3 Gott verteidigt sich nicht
Gott erklärt Hiob nicht, warum es ihm schlecht gegangen ist. Er erzählt ihm nicht, wie der Teufel Hiob von Gott weglocken wollte. Er hat es nicht nötig, seine Motive vor Hiob zu entblättern. Gott weist Hiob seinen Platz in der Schöpfung zu. Es ist nicht der Platz in der Mitte, von dem aus Hiob seine Lage und Gottes Handeln beurteilen kann, sondern ein Platz, der ihn einen unter vielen sein lässt, über die Gott der Herr ist. Denn, so macht es Gott deutlich, die Welt ist Gott nicht nützlich. Gott braucht weder die Welt noch Hiob. Gott liebt die Welt und wendet sich ihr in großer Freiheit zu. So erwartet er die ehrliche Liebe der Geschöpfe, die ohne Zweck Gott die Ehre geben, weil sie auf seine Liebe antworten wollen.

4 Gott antwortet Hiob mit seiner Zuwendung
Hiob gesteht: "Ich hatte von dir nur vom Hörensagen vernommen; aber  nun hat mein Auge dich gesehen." (Hiob 42,5) Was er sich so erhofft hat, ist eingetreten. Gott hat ihm sein Gesicht zugewandt. Er sieht nun nicht länger den Feind, der ihn fertig machen will, sondern den, den er kannte, den Freund, der Hiob lieb hat. 

Diese Zuwendung Gottes ist im Buch Hiob noch mit großem Abstand verbunden. Der Schöpfer zeigt sich seinem Geschöpf. Doch Hiob deutet über sich hinaus. Der Erlöser, den Hiob herbeiflehte, ist gekommen. Gott hat seinen Sohn Jesus Christus in unsere Welt gesandt, damit wir Gott als liebenden Vater deutlich erkennen können. Die Frage nach dem Sinn im Leiden stellt sich heute wie damals, auch wenn wir für uns nicht in Anspruch nehmen können, so gerecht zu sein, wie Hiob es mit seinem tadellosen Lebenswandel war. Immer noch liegen die Antworten der Freunde nahe, dass es die Strafe Gottes ist, dass man sich das alles selbst eingebrockt hat, dass es reine Erziehungsmaßnahme Gottes ist.

Jesus gibt uns eine andere Antwort.
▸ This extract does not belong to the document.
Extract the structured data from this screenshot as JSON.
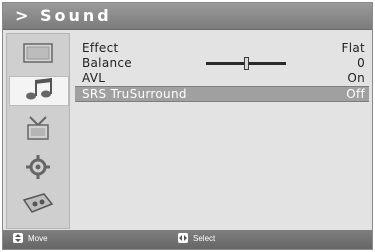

Warum ausgerechnet wir Leid erleben, das können wir nicht erklären und beantworten, außer dass es mit dem Sündenfall in unsere Welt gekommen ist. Was zählt ist, dass auch im Leid Gott da ist. Weil Jesus das Leiden bis in die Tiefe seiner Gottverlassenheit am Kreuz als Schuldloser für uns ertragen hat, lässt er uns darin nicht allein. Gott hat ihn auferweckt und damit neue Zukunft eröffnet für alle, die sich an Jesus Christus festhalten. Leid soll nicht mehr von Gott trennen und zum ewigen Tod führen. Jesus ist im Leiden da für uns. Und er gibt in der Talsohle unseres Lebens Gewissheit, dass nichts uns von seiner Liebe trennen kann.

Wenn wir in einer Hiobssituation sind, dürfen wir darauf vertrauen, dass Jesus uns anrührt und unseren Blick auf ihn richtet. Auch wenn es durch innere Kämpfe geht wie bei Hiob, steht Jesus zu seinem Wort: 

Also hat Gott die Welt geliebt, dass er seinen eingeborenen Sohn gab, damit alle, die an ihn glauben, nicht verloren werden, sondern das ewige Leben haben. (Johannes 3,16)

Er lässt uns nicht los, bis wir in Ewigkeit schauen werden, was wir geglaubt haben.